Здесь мы опишем метод микроскопии легких листов для визуализации инфильтрата сердечного CD45 + лейкоцита в мышиной модели асептического молниеносного миокардита, который индуцируется внутритрахеальной терапией дифтерийным токсином мышей CD11c.DTR.
Световая флуоресцентная микроскопия (LSFM) в сочетании с протоколами химического очищения стала золотым стандартом для анализа флуоресцентно меченых структур в крупных биологических образцах и доходит до клеточного разрешения. Между тем, постоянное совершенствование базовых протоколов и расширение доступности специализированных коммерческих систем позволяют нам исследовать микроструктуру целых органов мыши и даже учитывать характеристики поведения клеток в различных подходах к визуализации живых клеток. Здесь мы описываем протокол для пространственной визуализации целостного монтирования и количественной оценки популяции лейкоцитов CD45 + в воспаленных сердцах мыши. В этом методе используется трансгенный штамм мыши (CD11c.DTR), который недавно был показан как надежная, индуцибельная модель для изучения развития молниеносного фатального миокардита, характеризующегося летальными сердечными аритмиями. Этот протокол включает индукцию миокардита, интравитОпосредованное антителом антитело, окрашивание клеток, подготовка органов и LSFM с последующей последующей обработкой изображения с помощью компьютера. Несмотря на то, что он представлен как высоко адаптированный метод для нашего конкретного научного вопроса, протокол представляет собой схему легко регулируемой системы, которая может также нацеливаться на совершенно разные флуоресцентные структуры в других органах и даже на других видах.

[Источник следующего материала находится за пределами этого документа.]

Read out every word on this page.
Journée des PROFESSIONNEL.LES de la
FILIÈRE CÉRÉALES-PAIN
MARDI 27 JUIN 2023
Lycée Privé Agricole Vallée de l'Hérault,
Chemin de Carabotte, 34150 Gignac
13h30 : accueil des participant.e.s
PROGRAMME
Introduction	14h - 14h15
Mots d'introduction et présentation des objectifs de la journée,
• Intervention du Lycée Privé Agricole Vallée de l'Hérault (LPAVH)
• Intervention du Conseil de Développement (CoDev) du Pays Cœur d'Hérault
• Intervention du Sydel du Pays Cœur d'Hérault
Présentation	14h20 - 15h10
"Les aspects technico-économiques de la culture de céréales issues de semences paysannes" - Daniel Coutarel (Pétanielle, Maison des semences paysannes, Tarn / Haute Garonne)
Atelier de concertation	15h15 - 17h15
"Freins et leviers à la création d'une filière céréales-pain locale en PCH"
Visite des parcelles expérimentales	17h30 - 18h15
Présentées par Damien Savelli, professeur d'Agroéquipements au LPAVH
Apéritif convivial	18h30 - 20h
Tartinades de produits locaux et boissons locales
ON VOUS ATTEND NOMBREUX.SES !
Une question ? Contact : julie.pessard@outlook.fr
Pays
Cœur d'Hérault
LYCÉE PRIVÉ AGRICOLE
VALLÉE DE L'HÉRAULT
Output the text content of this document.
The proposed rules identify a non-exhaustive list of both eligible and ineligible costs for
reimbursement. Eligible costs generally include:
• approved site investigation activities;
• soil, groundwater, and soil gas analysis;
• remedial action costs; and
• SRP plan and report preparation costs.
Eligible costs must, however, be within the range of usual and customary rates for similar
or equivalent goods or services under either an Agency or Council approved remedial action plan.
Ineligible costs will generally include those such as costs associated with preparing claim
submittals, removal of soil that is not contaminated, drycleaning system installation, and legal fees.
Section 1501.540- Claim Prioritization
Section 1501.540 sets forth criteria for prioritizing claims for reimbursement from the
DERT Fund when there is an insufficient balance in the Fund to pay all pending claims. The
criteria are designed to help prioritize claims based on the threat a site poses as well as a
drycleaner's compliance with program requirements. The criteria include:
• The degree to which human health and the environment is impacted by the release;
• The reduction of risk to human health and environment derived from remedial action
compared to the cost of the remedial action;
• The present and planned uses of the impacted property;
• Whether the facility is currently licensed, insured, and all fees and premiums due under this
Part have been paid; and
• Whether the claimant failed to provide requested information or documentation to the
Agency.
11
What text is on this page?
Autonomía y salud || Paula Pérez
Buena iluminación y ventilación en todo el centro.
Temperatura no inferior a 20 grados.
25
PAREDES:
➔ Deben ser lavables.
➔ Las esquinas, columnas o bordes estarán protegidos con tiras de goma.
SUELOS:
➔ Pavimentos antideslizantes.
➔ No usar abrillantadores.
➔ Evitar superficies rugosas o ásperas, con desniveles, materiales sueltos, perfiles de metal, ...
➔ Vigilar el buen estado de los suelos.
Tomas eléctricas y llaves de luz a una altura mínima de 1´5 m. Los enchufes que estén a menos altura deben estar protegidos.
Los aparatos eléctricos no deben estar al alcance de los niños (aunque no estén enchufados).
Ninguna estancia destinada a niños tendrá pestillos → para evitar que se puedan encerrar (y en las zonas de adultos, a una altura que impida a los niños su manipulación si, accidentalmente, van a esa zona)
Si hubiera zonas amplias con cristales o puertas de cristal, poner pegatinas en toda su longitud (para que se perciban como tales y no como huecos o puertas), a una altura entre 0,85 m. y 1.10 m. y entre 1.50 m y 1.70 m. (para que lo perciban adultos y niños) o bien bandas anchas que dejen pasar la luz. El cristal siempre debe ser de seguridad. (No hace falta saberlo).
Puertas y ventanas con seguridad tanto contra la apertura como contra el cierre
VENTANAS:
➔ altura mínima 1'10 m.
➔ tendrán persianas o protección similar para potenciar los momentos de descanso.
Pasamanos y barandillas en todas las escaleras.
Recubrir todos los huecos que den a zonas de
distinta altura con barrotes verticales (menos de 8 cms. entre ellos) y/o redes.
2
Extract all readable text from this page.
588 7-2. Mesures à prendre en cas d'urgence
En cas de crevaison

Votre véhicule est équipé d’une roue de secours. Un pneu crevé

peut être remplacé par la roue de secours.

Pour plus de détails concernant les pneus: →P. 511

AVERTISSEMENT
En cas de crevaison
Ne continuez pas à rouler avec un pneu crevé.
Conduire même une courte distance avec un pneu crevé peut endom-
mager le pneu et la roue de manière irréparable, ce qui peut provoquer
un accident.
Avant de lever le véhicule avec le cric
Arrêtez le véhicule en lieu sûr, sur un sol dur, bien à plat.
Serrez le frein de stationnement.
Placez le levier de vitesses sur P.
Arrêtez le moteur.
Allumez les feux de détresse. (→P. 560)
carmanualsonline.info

Во время эволюции световой микроскопии появилось много специализированных форм, все они были разработаны для минимизации ограничений в процессе визуализации для отдельных образцов. Одним из таких методов является световая флуоресцентная микроскопия (LSFM). Впервые разработанный в 1903 году Siedentopf и Zsigmondy 1 и находя свой первый фундаментальный биологический прием в начале 1990-х годов 2 , LSFM стал самым мощным микроскопическим инструментом на сегодняшний день для визуализации крупных образцов, таких как интактные органы мыши, с разрешением сигнала флуоресценции Вплоть до уровня сотовой связи. Из-за этих преимуществ, в сочетании со своим потенциалом для визуализации живых клеток, Методы Природы назвали LSFM «Метод года 2014 3» .
Как следует из названия, подсветка образца в LSFM проводится световыми листами, которые ориентированы перпендикулярно оси используемой цели fИли сбор светового излучения и последующее формирование изображения. Легкий лист обычно генерируется либо путем фокусировки широких, коллимированных лазерных лучей с цилиндрической линзой, либо путем быстрого бокового движения узких фокусированных лазерных лучей только в одной горизонтальной или вертикальной плоскости 4 , 5 . Таким образом, освещается только фокальная плоскость оптики изображения, обычно с толщиной 1-4 мкм. Следовательно, для флуоресцентного образца, помещенного в плоскость освещения, как генерация рассеянного света, так и эффекты фотообесцвечивания из областей выше или ниже фокальной плоскости устраняются или сильно подавляются 6 , 7 . Поскольку все плоскости вне фокуса не подсвечиваются, в этих областях отсутствуют эффекты фотообесцвечивания. В отличие от стандартной конфокальной или многофотонной микроскопии пути освещенного и излучаемого света отделены друг от друга, поэтому качество конечного изображения Не зависит от идеальной фокусировки пучка возбуждающего света через цели. Поэтому в зависимости от основного вопроса можно использовать цели с огромным полем обзора (FOV), чтобы можно было визуализировать максимально возможную площадь освещенной плоскости без каких-либо составных частей, движущихся в направлении xy.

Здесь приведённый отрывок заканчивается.